The canonical transition state theory expression for the thermal rate constant, with tunneling correction, is
$$ k(T) = \kappa(T) \frac{k_\mathrm{B}T}{hc^\circ}\exp [-\Delta^\ddagger G/RT]$$
which is just the Eyring equation with a tunneling correction $\kappa(T)$.
The Gibbs free energy of activation, $\Delta^\dagger G$, is calculated using the partition functions (translational, vibrational, and rotational) of the transition state and reactants. These depend on the masses of the atoms, so this is how the kinetic isotope effects are included.

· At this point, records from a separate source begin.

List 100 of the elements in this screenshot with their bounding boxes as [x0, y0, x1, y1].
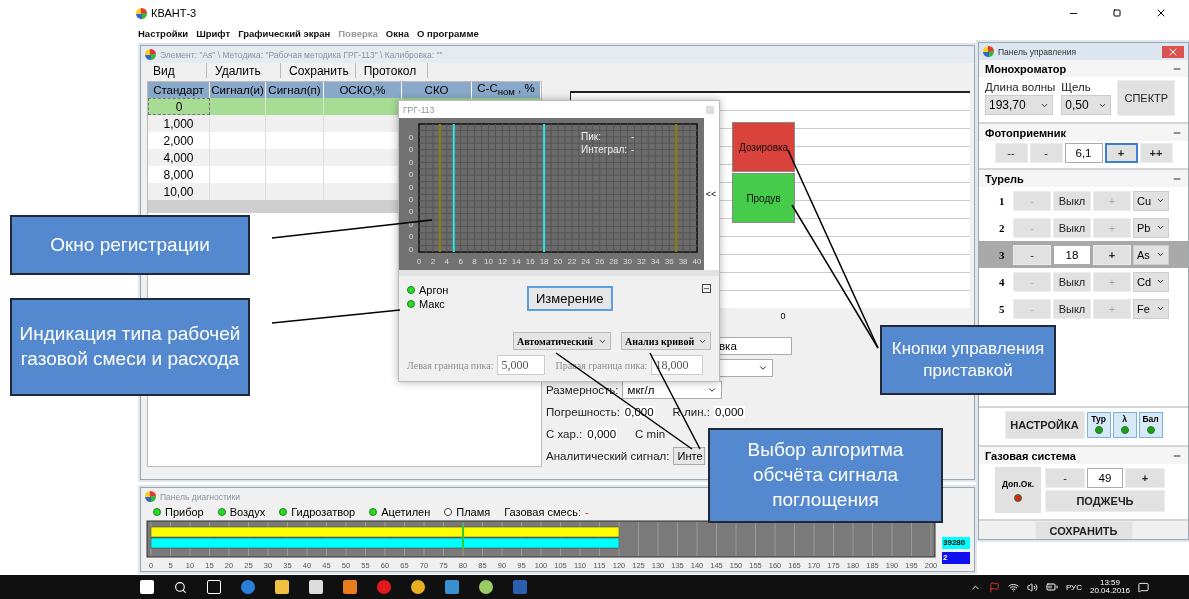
axis-label: 0	[408, 232, 414, 242]
measure-button[interactable]: Измерение	[527, 286, 613, 311]
dialog-title: ГРГ-113	[403, 104, 435, 115]
stat-label: Погрешность:	[546, 406, 620, 418]
off-button[interactable]: Выкл	[1053, 190, 1091, 211]
ignite-button[interactable]: ПОДЖЕЧЬ	[1045, 490, 1165, 512]
flag-icon[interactable]	[988, 581, 1000, 593]
step-button[interactable]: +	[1104, 143, 1138, 163]
axis-label: 32	[636, 257, 646, 266]
gas-mix-label: Газовая смесь:	[504, 506, 581, 518]
axis-label: 0	[416, 257, 422, 266]
indicator-label: Макс	[419, 298, 445, 310]
left-bound-field[interactable]: 5,000	[497, 355, 546, 375]
mode-dropdown[interactable]: Автоматический	[513, 332, 611, 350]
menu-item[interactable]: О программе	[416, 27, 479, 39]
axis-label: 40	[692, 257, 702, 266]
step-button[interactable]: --	[994, 143, 1028, 163]
axis-label: 0	[408, 133, 414, 142]
chevron-down-icon	[1156, 196, 1165, 205]
maximize-icon[interactable]	[1113, 9, 1121, 17]
app-logo-icon	[145, 49, 156, 60]
current-field[interactable]: 18	[1053, 244, 1091, 265]
collapse-icon[interactable]	[702, 284, 711, 293]
callout: Выбор алгоритма обсчёта сигнала поглощения	[708, 428, 943, 523]
axis-label: 0	[408, 244, 414, 254]
save-button[interactable]: СОХРАНИТЬ	[1034, 521, 1133, 539]
slit-dropdown[interactable]: 0,50	[1061, 95, 1112, 115]
collapse-button[interactable]: <<	[705, 189, 717, 199]
indicator-label: Ацетилен	[381, 506, 431, 518]
menu-item[interactable]: Окна	[385, 27, 409, 39]
clock[interactable]: 13:59 20.04.2016	[1089, 579, 1130, 595]
element-dropdown[interactable]: Pb	[1133, 217, 1169, 238]
toolbar-button[interactable]: Протокол	[357, 63, 428, 78]
right-bound-field[interactable]: 18,000	[651, 355, 704, 375]
element-dropdown[interactable]: Cd	[1133, 271, 1169, 292]
language-indicator[interactable]: РУС	[1065, 582, 1082, 592]
menu-item[interactable]: Графический экран	[238, 27, 331, 39]
step-button[interactable]: -	[1029, 143, 1063, 163]
device-button[interactable]: Продув	[732, 173, 795, 223]
browser-icon[interactable]	[241, 580, 255, 594]
chevron-down-icon	[1156, 250, 1165, 259]
wavelength-dropdown[interactable]: 193,70	[985, 95, 1053, 115]
indicator-label: Аргон	[419, 284, 449, 296]
plus-button[interactable]: +	[1093, 244, 1131, 265]
app-icon[interactable]	[479, 580, 493, 594]
plus-button[interactable]: +	[1125, 468, 1165, 488]
step-button[interactable]: ++	[1139, 143, 1173, 163]
task-view-icon[interactable]	[207, 580, 221, 594]
toolbar-button[interactable]: Удалить	[209, 63, 281, 78]
circle-app-icon[interactable]	[411, 580, 425, 594]
extra-oxidizer-indicator: Доп.Ок.	[995, 467, 1041, 513]
field-label: Щель	[1061, 81, 1092, 93]
signal-dropdown[interactable]: Инте	[673, 447, 706, 465]
indicator-label: Гидрозатвор	[291, 506, 356, 518]
gain-field[interactable]: 6,1	[1064, 143, 1103, 163]
battery-icon[interactable]	[1045, 581, 1058, 593]
minus-button[interactable]: -	[1013, 244, 1051, 265]
toolbar-button[interactable]: Сохранить	[283, 63, 356, 78]
axis-label: 14	[511, 257, 521, 266]
off-button[interactable]: Выкл	[1053, 217, 1091, 238]
minus-button[interactable]: -	[1045, 468, 1085, 488]
axis-label: 0	[408, 207, 414, 217]
callout: Окно регистрации	[10, 215, 250, 275]
stat-value: 0,000	[586, 428, 618, 440]
axis-label: 24	[581, 257, 591, 266]
chevron-down-icon	[707, 385, 718, 395]
message-icon[interactable]	[1138, 581, 1149, 593]
menu-item[interactable]: Настройки	[138, 27, 189, 39]
network-icon[interactable]	[1007, 581, 1019, 593]
indicator-label: Прибор	[165, 506, 204, 518]
integral-label: Интеграл:	[581, 144, 628, 155]
flow-field[interactable]: 49	[1087, 468, 1123, 488]
stat-label: С min	[635, 428, 666, 440]
device-button[interactable]: Дозировка	[732, 122, 795, 172]
axis-label: 0	[408, 157, 414, 167]
element-dropdown[interactable]: As	[1133, 244, 1169, 265]
stat-value: 0,000	[714, 406, 745, 418]
axis-label: 0	[780, 311, 786, 321]
status-indicator: Бал	[1138, 412, 1163, 438]
axis-label: 16	[525, 257, 535, 266]
lamp-number: 3	[999, 248, 1006, 261]
callout: Индикация типа рабочей газовой смеси и расхода	[10, 298, 250, 396]
speaker-icon[interactable]	[1026, 581, 1038, 593]
element-dropdown[interactable]: Fe	[1133, 298, 1169, 319]
peak-label: Пик:	[581, 131, 601, 142]
close-icon[interactable]	[1155, 7, 1167, 19]
spectrum-button[interactable]: СПЕКТР	[1117, 80, 1176, 116]
header-text: С-С$_{ном}$ , %	[477, 82, 535, 98]
axis-label: 38	[678, 257, 688, 266]
menu-item[interactable]: Шрифт	[196, 27, 231, 39]
signal-label: Аналитический сигнал:	[546, 450, 670, 462]
off-button[interactable]: Выкл	[1053, 271, 1091, 292]
search-icon[interactable]	[174, 580, 187, 594]
method-dropdown[interactable]: Анализ кривой	[621, 332, 711, 350]
header-text: Сигнал(и)	[211, 84, 264, 96]
off-button[interactable]: Выкл	[1053, 298, 1091, 319]
callout: Кнопки управления приставкой	[880, 325, 1056, 395]
setup-button[interactable]: НАСТРОЙКА	[1004, 411, 1085, 439]
element-dropdown[interactable]: Cu	[1133, 190, 1169, 211]
toolbar-button[interactable]: Вид	[147, 63, 207, 78]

There is also tunneling. If we use the simple semiclassical Wigner correction
$$ \kappa^\mathrm{W}(T) = 1 + \frac{1}{24}|\hbar\omega^\ddagger/k_\mathrm{B}T|^2$$
where $\omega^\ddagger$ is the imaginary frequency of the transition state, we can see that an isotopic substitution would change the frequency and, consequently, the rate constant.
As your question also mentions Density Functional Theory, I would like to point out that in the Born–Oppenheimer approximation the potential energy surface is independent of the nuclear masses, so all isotopic effects are handled as shown above if one uses transition state theory. Even if the DFT description of the PES is very wrong, I think, that overall trends for kinetic isotope effects would be OK.
For some examples of transition state theory calculations of kinetic isotope effects, I recommend the following papers:
E. F. V. de Carvalho, G. D. Vicentini, T. V. Alves, O. Roberto-Neto, Variational transition state theory rate constants and H/D kinetic isotope effects for CH3 + CH3OCOH reactions. J. Comput. Chem. 41, 231–239 (2020).
L. Simón-Carballido, T. V. Alves, A. Dybala-Defratyka, A. Fernández-Ramos, Kinetic Isotope Effects in Multipath VTST: Application to a Hydrogen Abstraction Reaction. J. Phys. Chem. B. 120, 1911–1918 (2016).